I’ve just spent a year researching these…things…on and off. First, I examined all the prominant examples of standalone HTML sanitisers. They all had vulnerabilities and I previously blogged about several. Next, I tried solutions integrated in applications and a few suggested alternatives. They all had vulnerabilities. Next…well, I can’t disclose those for another five weeks. But, they all had vulnerabilities too. There have been no exceptions.
I also feel it’s important to address the behaviour of those who maintain Regex based solutions. Most of those who received my reports were more than happy to fix the reported vulnerabilities. A small number drifted down the path of ignoring my reports, downplaying my reports or being openly hostile. Even though all were informed that I was offering examples and not a comprehensive list of vulnerabilities, nobody took the hint that this would require an in-depth review of their source code. As far as I am aware, all the solutions examined remain publicly available for download. All of them still call themselves HTML Sanitisers or Cleaners.
When Will We Ever Learn?
Right about this time, I would normally sign off and let you go. Not today. After my umpteenth report (this one containing eight examples of vulnerabilities), I’ve decided to end my research. I don’t regret persuing it because, frankly, nobody else has bothered doing something similar. It needed to be done. It should have been done years ago but apparently nobody cared enough to dig around for the truth before now (myself included) or their study/articles never saw widespread attention. What started out as a quick expedition to serve my own curiousity about whether PHP needed yet another HTML sanitiser has ended up uncovering what I now suspect is a massive problem. A problem which has been ignored, sidelined and is subject to a continuing campaign of deliberate or unintentional misinformation which conceals a simple truth.

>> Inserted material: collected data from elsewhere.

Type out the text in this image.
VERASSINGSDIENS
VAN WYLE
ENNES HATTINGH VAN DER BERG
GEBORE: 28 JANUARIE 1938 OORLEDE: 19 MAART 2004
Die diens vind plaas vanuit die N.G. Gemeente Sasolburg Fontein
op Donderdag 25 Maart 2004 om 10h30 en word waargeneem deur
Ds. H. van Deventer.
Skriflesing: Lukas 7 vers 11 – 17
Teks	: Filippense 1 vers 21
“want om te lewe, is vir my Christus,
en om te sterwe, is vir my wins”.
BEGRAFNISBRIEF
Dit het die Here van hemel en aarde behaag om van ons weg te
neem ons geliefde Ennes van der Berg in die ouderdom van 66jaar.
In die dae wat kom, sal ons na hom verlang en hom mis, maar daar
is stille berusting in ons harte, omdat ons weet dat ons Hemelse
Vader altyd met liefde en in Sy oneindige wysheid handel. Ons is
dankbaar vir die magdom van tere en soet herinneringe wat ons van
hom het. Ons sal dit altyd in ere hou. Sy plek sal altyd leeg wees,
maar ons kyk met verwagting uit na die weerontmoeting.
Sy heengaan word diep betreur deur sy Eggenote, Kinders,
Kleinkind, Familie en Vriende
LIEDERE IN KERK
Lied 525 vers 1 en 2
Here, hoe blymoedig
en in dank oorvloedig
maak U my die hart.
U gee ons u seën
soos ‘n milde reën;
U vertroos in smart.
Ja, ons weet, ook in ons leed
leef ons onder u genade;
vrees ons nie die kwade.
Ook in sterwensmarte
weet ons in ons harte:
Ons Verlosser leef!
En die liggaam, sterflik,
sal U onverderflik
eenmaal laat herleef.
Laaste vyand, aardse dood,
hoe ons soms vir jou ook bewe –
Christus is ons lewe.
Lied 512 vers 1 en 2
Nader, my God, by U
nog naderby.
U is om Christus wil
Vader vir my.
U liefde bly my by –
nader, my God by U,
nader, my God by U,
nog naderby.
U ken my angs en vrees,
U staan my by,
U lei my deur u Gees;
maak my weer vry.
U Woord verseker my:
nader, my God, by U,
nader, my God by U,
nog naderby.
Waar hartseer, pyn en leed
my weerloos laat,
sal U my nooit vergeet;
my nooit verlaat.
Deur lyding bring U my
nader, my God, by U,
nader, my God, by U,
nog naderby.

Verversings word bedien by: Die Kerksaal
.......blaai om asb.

Regex based HTML sanitisation is an utter failure. A disgrace. A terrifying menace to PHP security which must, at all costs, be eradicated. Now. I don’t care if you swear blind your Regex solution works – it doesn’t and you’re either insane, ignorant or a fucking moron to believe otherwise. Your shit is useless. If you keep offering it for download and pushing its “benefits” on users, you are perpetuating a practice of inflicting security vulnerabilities on those users who trust you. I don’t believe that you are all doing this deliberately but you are going to have start asking yourself some tough questions about what exactly you’re doing to the PHP community because of your ignorance. What is PHP? That joke of a horribly insecure language that sucks compared to everything else or a glowing example of best security practice? Pick one.
If you are a user of such a Regex based HTML Sanitiser, replace it with HTMLPurifier. HTMLPurifier is a library that is reliable, peer reviewed, uses a sound strategy and is phenonomally open about the infrequent vulnerabilities reported against it. There is no such thing as a perfectly secure solution for XSS filtering of HTML but HTMLPurifier gives that statement a run for its money. If HTMLPurifier is honestly too slow for what you need to do, then start hoping you have a dead simple use case which might scrape by with a very restrictive solution. There is no alternative choice.
In approximately five to six weeks (grace period for fixes), I’ll summarise the final set of vulnerabilities I have sent out about HTML Sanitisers.